In this project, we wanted to predict whether a customer churns or not. From the start, we had 19 predictors and most of them were not looking statistically significant. So, we applied different types of encoding techniques like Bayesian Target Encoding, Weight of Evidence, and Leave One out. We did our analysis by choosing different techniques using different encoding to infer the suitable predictors. While predictors like Payment Method, Phone Service, and Tech Support showed low p-values for the encoding. Hence, a total of 12 to 13 predictors seems statistically significant in total with different encoding. Further, we ensure at least tenure is highly influential to the output because of its low p-value in most of the cases. The same thing we showed in the LDA with p=1. Furthermore, we performed and analyzed tree-based methods where in Boosting we saw that Total charges, Monthly Charges, and Contact Period are having high relative influence as compared to others. Similarly, the 10-fold cross-validation in Random Forest also suggested that near about 5-6 predictors are sufficient for a significantly meaningful model. Hence, our observations picked up six predictors namely, Total Charges, Monthly Charges, Contract, tenure, Payment Method, and Online Security. Also, we verified that with these predictors we obtained 78% accuracy with Simple Logistic Regression and XGBoost and the highest accuracy detected was (80.5%) by using various techniques which included all the predictors. Also, the AIC and BIC scores were slightly lower for a model with six predictors and hence, it gave us strong evidence of our assumption of having six to seven influential predictors.
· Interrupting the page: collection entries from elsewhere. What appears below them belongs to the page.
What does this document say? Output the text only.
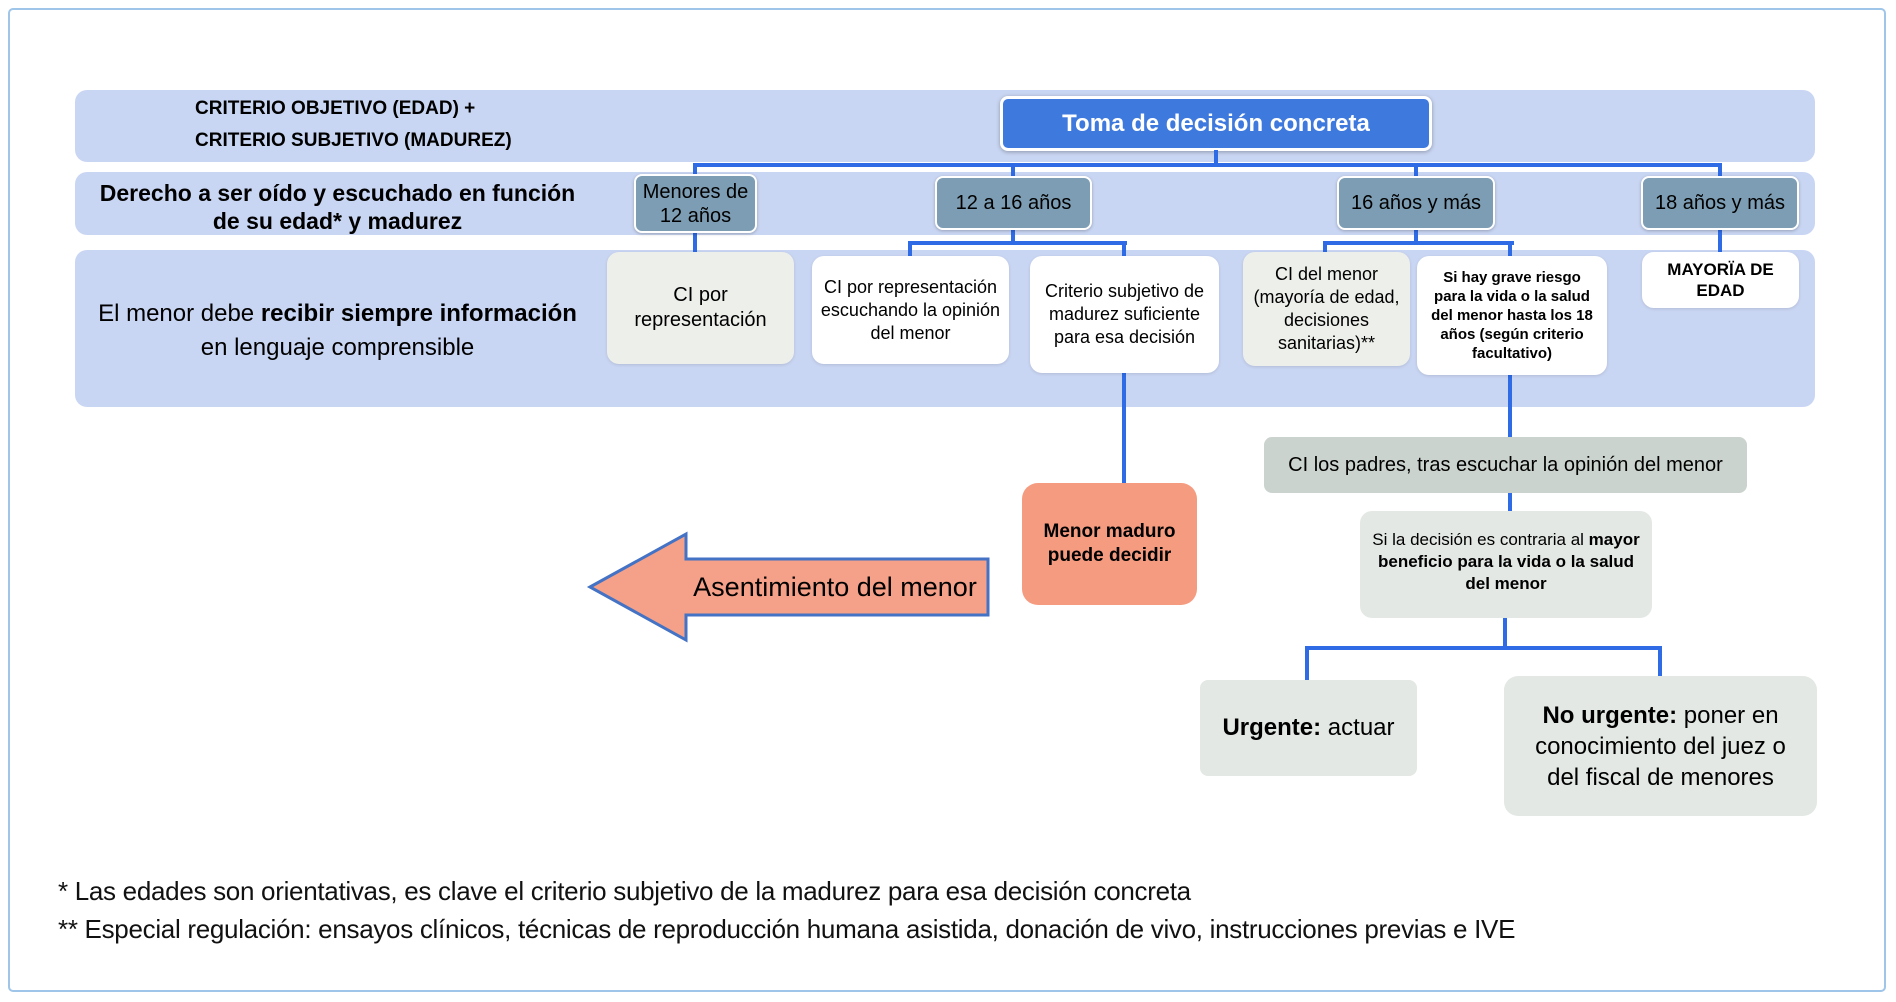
CRITERIO OBJETIVO (EDAD) +
CRITERIO SUBJETIVO (MADUREZ)
Toma de decisión concreta
Derecho a ser oído y escuchado en función de su edad* y madurez
Menores de 12 años
12 a 16 años	16 años y más	18 años y más
El menor debe recibir siempre información en lenguaje comprensible
CI por representación
CI por representación escuchando la opinión del menor
Criterio subjetivo de madurez suficiente para esa decisión
CI del menor (mayoría de edad, decisiones sanitarias)**
Si hay grave riesgo para la vida o la salud del menor hasta los 18 años (según criterio facultativo)
MAYORÏA DE EDAD
Asentimiento del menor
Menor maduro puede decidir
CI los padres, tras escuchar la opinión del menor
Si la decisión es contraria al mayor beneficio para la vida o la salud del menor
Urgente: actuar	No urgente: poner en conocimiento del juez o del fiscal de menores
* Las edades son orientativas, es clave el criterio subjetivo de la madurez para esa decisión concreta
** Especial regulación: ensayos clínicos, técnicas de reproducción humana asistida, donación de vivo, instrucciones previas e IVE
Also, in our analysis, we didn’t include Backward or Forward propagation methods that would help us identify more about these predictors. Similarly, we didn’t include any removal of outliers or leverages that could help us gain accuracy and hence more insight into the model. In our case, the data is limited, so we can consider including information/data across other parts of the US by using Cluster or Systematic Sampling. Hence in general, more data would give us more security that we are not underfitting our inferred model. So the best model we can use as of now are:

  • Simple Logistic Regression, Random Forest and XGBoost with almost six to seven predictors.

Future Impact

For the future impact, if the above methods are deployed in the real-world scenario, we can expect to get the right prediction for the churn 80% of the time (except Tree-Methods with Leave One Out Encoder), which is probably better than a random guess. Since it contained most of the predictors that don’t contribute to the outcome as several model analyses, it suffers from the curse of dimensionality. Also, there were not many interactions observed during my analysis. If we try to reduce the model cost further it will suffer overfitting, so increased bias would have a negative impact on the model. Hence, it is suggested that more data be collected since only 7k can’t guarantee an accuracy that is 80% achievable in practice most of the time. If some “outliers” were observed in the future related to this dataset, especially with tenure, then many techniques used would suffer. Putting the extreme cases aside, the company can hugely benefit if, they are doubtful about a customer being churned in the future. The firm can focus on these categories of customers to maintain their profits. Also, the model is trained using the dataset of a specified region, namely California, which could not match the other regions. In general, not all of the features of customers for one region matches with the feature of customers in other region. Hence, the model is not giving a holistic view of the churn prediction across the US. In these cases, our model will yield low accuracy and is expected to give the firm some benefit in their churn prediction.